In the midst of earnings season we have some major merger and acquisition news shaking up the market.
First up is British American Tobacco's (BTI) bid for Reynolds American (RAI) . BTI shares were lower on Friday following word that it is interested in buying the remaining stake in Reynolds, the maker of Camel and Pall Mall cigarettes, in a cash and stock deal valued at $47 billion. British American Tobacco said it would pay $56.50 per share for the 57.8% stake it does not already own, representing a 20% premium. RAI shareholders would receive $24.13 per share in cash, as well as 0.5502 BAT shares. But Reynolds American independent directors need to approve the buyout -- and it would also need the blessing of both sets of shareholders.

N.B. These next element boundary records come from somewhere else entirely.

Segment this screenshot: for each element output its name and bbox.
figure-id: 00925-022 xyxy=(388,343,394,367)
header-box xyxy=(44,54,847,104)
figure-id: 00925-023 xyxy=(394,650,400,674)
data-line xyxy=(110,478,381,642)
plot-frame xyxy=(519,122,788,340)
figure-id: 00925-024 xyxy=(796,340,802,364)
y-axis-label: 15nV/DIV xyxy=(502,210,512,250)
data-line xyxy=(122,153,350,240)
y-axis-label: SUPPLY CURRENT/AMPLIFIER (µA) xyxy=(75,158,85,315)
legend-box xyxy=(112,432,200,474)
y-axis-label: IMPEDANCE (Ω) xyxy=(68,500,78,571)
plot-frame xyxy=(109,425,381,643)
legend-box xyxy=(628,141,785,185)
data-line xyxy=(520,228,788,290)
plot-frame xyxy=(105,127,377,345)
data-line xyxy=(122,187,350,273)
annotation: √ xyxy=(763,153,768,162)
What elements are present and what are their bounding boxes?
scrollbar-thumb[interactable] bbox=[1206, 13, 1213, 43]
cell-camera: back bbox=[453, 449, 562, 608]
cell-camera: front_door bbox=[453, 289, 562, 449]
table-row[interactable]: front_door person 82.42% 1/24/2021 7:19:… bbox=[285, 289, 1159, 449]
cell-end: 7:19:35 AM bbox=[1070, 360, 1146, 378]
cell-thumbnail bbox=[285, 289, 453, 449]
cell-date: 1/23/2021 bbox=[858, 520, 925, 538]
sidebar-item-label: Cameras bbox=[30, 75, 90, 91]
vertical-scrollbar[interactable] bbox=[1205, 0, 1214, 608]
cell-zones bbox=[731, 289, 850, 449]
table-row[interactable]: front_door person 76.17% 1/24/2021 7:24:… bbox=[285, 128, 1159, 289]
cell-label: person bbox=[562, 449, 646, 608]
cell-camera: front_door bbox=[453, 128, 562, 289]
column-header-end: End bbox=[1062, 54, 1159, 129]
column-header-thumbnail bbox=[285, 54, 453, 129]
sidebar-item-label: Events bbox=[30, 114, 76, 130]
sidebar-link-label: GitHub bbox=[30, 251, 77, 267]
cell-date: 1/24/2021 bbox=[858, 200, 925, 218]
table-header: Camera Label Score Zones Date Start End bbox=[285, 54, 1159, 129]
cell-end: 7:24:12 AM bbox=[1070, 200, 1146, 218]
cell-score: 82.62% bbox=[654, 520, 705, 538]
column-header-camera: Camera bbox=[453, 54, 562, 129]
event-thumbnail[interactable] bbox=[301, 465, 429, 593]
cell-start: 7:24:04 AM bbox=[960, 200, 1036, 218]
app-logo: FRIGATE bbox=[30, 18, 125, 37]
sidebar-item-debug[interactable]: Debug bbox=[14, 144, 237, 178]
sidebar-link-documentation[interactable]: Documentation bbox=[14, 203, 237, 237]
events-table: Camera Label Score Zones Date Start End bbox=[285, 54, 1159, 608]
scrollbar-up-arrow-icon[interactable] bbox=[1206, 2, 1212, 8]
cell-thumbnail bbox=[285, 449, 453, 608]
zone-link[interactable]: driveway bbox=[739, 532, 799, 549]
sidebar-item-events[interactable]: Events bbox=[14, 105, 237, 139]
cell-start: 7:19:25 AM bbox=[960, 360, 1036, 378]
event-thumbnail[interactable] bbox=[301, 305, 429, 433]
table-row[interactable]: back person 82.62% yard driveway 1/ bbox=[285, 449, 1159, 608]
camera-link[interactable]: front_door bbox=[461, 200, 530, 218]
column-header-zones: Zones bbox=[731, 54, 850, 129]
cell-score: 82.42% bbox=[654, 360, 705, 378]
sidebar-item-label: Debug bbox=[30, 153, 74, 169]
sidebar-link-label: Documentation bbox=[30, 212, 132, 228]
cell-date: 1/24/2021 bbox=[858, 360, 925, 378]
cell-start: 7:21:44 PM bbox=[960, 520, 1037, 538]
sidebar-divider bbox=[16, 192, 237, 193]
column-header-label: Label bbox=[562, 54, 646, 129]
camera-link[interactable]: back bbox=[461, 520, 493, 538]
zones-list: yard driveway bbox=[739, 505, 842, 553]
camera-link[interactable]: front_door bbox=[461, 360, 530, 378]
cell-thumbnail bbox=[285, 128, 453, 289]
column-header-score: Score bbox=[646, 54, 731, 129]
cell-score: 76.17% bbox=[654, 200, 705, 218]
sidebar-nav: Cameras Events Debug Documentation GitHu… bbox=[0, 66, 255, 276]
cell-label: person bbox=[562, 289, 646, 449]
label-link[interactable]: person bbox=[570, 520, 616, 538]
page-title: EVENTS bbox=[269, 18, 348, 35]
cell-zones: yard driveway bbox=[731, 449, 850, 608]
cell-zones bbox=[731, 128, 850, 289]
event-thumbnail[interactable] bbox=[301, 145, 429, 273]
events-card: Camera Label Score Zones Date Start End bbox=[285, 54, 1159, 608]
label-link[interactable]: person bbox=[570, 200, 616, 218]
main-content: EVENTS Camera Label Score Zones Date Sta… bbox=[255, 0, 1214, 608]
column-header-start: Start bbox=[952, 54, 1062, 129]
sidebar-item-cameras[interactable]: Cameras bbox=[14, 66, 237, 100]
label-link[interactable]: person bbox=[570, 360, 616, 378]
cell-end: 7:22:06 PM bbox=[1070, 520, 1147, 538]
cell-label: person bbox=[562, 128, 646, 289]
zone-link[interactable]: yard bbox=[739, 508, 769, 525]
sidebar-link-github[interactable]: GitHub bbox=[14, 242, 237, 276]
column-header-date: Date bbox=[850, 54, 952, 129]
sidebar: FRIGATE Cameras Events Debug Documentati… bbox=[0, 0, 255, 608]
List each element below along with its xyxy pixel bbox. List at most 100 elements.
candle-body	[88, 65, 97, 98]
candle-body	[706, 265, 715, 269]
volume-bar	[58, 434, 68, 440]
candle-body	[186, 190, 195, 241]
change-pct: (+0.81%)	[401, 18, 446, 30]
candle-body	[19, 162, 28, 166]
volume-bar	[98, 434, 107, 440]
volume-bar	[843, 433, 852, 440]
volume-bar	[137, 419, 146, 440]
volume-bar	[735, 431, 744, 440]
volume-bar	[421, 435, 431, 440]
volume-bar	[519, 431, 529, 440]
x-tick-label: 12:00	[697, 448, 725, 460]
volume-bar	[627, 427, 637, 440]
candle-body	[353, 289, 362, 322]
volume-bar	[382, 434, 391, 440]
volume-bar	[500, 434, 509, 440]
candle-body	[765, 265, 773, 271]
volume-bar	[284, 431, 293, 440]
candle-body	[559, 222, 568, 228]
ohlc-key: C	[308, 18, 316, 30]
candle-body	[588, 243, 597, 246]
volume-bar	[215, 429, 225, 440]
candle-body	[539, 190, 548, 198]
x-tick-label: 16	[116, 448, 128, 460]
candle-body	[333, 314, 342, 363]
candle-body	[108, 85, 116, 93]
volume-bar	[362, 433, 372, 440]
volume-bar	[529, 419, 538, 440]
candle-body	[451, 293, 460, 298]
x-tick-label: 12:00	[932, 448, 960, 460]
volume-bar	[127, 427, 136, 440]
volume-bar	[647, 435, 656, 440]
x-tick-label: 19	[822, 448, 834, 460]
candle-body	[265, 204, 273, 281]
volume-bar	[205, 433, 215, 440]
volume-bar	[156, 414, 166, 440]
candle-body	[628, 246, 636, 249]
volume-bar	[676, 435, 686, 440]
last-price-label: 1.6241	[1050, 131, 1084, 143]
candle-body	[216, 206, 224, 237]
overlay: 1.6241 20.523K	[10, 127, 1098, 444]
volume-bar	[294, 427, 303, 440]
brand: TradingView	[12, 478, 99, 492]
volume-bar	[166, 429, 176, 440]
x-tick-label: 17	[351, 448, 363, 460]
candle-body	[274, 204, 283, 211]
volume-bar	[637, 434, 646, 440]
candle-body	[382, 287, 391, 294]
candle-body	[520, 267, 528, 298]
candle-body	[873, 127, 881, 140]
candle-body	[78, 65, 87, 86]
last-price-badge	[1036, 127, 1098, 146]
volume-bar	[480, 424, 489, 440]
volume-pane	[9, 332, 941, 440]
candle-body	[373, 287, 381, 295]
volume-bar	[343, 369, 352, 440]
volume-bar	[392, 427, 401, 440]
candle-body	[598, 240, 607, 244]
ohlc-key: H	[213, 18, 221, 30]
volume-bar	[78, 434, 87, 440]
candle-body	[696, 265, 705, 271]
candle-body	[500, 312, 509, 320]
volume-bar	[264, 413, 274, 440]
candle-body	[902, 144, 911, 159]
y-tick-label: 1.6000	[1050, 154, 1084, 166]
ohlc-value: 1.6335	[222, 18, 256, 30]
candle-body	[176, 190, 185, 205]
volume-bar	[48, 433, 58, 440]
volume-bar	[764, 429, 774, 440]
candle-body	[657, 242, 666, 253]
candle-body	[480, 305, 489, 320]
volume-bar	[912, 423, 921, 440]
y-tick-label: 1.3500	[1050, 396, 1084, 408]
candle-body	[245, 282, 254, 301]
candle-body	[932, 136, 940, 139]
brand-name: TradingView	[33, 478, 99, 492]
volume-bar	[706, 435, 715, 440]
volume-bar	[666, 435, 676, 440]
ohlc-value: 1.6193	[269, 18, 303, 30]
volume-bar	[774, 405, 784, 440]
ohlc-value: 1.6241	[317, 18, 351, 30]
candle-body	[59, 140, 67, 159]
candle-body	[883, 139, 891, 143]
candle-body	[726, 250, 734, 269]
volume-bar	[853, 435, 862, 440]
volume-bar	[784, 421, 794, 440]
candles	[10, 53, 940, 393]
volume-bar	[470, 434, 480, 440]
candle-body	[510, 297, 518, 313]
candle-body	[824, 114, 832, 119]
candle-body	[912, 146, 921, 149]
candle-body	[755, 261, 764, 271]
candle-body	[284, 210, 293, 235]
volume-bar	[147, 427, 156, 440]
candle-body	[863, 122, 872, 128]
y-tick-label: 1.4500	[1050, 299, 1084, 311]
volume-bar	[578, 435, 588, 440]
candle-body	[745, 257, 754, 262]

Next up is Qualcomm (QCOM) and NXP Semiconductors (NXPI) . Shares of the technology supplier for Android and Apple smartphones were higher Friday on word that Qualcomm is closing in on a deal to acquire NXP Semiconductors for about $37 billion, or $110 a share in cash, according to CNBC, saying the two companies are nearing the conclusion of the deal. The announcement could reportedly come when NXP or Qualcomm release quarterly results in the next two weeks.
TheStreet's Jim Cramer, whose charitable trust, Action Alerts PLUS, holds NXP, says the $110 a share pricetag might seem disappointing for shareholders, until you look at the bigger picture. Cramer notes the stock was at $80 not that long ago, making the offer of $110 a share a "huge win."
Then there is AT&T (T) and Time Warner (TWX) . The two companies are reportedly in advanced discussions on a deal, as the telecom giant looks to buy Time Warner, according to the Wall Street Journal. A deal could happen as early as this weekend, the Journal reported. T stock was down by more than 2% during the trading session on Friday, while TWX shares surged by nearly 10%. (AT&T is a holding in the TheStreet's Trifecta Stocks portfolio).
Finally, Moody's (MCO) shares were lower in midday trading on word that the Justice Department is preparing a civil complaint alleging the company violated federal law leading up to the financial crisis. The complaint alleges that the ratings service violated the Financial Institutions Reform, Recovery and Enforcement Act when it improperly rated residential mortgage-backed securities and collateralized debt obligations in the period leading up to the crisis. Moody's says it is responding to all subpoenas and inquiries in the investigation.
The company also reported third-quarter results before the opening bell today. Moody's had earnings of $1.34 a share on revenue of $917.1 million, beating Wall Street's forecasts. For the full year, the company expects earnings between $4.62 and $4.72 a share, which is higher than its previous outlook.